Chaperoning a School Trip in Italy

April 23, 2014
Chaperoning a School Trip in Italy

foreign-correspondent badge final Being the only English “mother tongue” teacher in my Italian high school has some really great perks. One of these is that students not only respect you as a teacher but they treat you as a friend (although the latter could be because I am no more than seven years older than some of them).

Another perk I recently was able to experience was becoming a member on the school trip–something the principal was not too excited about since he didn’t think I could handle the task. A colleague later told me that when she asked if I could go, as well, he asked, “Oh, la ragazzina?” a.k.a., “Oh, the little girl?” Thanks, principal, I’m 23. Finally, the blessing was given and all I had to do was count down the days before I got a mini-vacation during the work week.

This was something I had been looking forward to for months, but as the day drew closer I realized: this may be more difficult than I initially thought. As I was saying, students think of me as a friend, and yes, they respect me, but that’s when we are in the classroom.
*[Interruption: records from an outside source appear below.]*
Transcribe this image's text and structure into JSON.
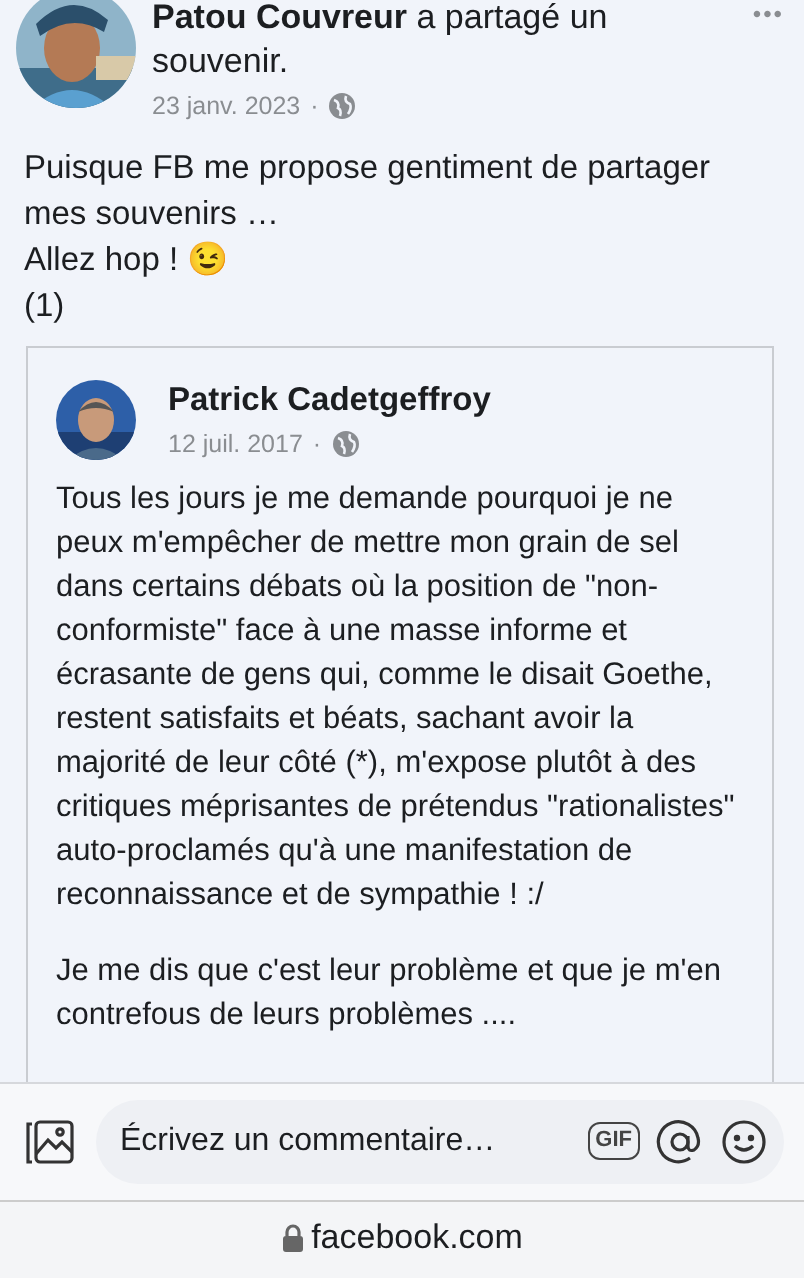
{
  "post": {
    "author": "Patou Couvreur",
    "action": "a partagé un souvenir.",
    "date": "23 janv. 2023",
    "separator": "·",
    "more": "•••",
    "text_lines": [
      "Puisque FB me propose gentiment de partager mes souvenirs …",
      "Allez hop ! 😉",
      "(1)"
    ]
  },
  "shared_post": {
    "author": "Patrick Cadetgeffroy",
    "date": "12 juil. 2017",
    "separator": "·",
    "paragraphs": [
      "Tous les jours je me demande pourquoi je ne peux m'empêcher de mettre mon grain de sel dans certains débats où la position de \"non-conformiste\" face à une masse informe et écrasante de gens qui, comme le disait Goethe, restent satisfaits et béats, sachant avoir la majorité de leur côté (*), m'expose plutôt à des critiques méprisantes de prétendus \"rationalistes\" auto-proclamés qu'à une manifestation de reconnaissance et de sympathie ! :/",
      "Je me dis que c'est leur problème et que je m'en contrefous de leurs problèmes ...."
    ]
  },
  "comment_bar": {
    "placeholder": "Écrivez un commentaire…",
    "gif": "GIF"
  },
  "address_bar": {
    "url": "facebook.com"
  }
}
What would happen on those four days with no classes and lots of opportunities for headstrong teenagers to test my patience and question my authority? “Uh oh” was really the only thing that came to my mind.

When the day of the trip arrived, I decided to enjoy it all just as I had planned to when the opportunity was first presented to me. Along with two other English teachers and around 40 students, we set out early from Malpensa airport and flew from one side of Italy to the other. We landed in Puglia, the heel of the boot-shaped peninsula, just two hours later. Excitement is contagious and it was so great to see my students jumping up and down so I quickly decided that it wasn’t going to be so hard to have fun.
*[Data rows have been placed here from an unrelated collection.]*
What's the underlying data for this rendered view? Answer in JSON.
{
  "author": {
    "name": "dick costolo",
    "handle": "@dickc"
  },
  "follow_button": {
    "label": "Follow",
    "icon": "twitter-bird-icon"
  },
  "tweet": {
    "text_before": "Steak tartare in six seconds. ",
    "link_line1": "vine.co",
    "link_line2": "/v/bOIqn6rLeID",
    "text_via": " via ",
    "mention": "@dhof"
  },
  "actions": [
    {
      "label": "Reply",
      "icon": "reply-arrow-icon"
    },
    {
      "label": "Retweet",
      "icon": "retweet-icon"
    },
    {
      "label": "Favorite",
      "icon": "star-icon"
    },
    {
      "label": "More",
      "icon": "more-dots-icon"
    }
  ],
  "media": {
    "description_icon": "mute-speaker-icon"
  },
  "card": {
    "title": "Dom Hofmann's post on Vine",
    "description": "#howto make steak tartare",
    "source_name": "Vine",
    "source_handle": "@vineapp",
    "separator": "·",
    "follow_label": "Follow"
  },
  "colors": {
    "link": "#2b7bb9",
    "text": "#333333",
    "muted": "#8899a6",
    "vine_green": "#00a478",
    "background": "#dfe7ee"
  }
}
And the trip was nothing but fun. Each day we toured a new place, from the beautiful Baroque Lecce, to the beachside towns Gallipoli and Bari, all the way down to the southernmost point in Puglia at Santa Maria di Leuca. We even went to the region next door, Basilicata, to see Matera, a UNESCO World Heritage site.

Every step of the way, the students behaved impeccably, even when we let them go out and enjoy the nightlife. Not only did this school trip give me the chance to see a section of Italy I had never been able to before, but it also presented new opportunities for me. I was able to let down my guard as a teacher and act a little bit like a crazy high school teenager. I think that people in their 20s don’t do that enough. We’re torn between feeling too old to do certain things, and at the same time, wanting to do them anyway. For me, it was a nice vacation from saying, “I’m old enough to know better.” I also got to know my colleagues on a more personal level.

The trip as a whole was eye-opening and made me all the more satisfied with my job. Getting to see, in a different way, that I work with some pretty fantastic people was one of those unexpected perks that are sometimes the best kind. What more could a teacher want?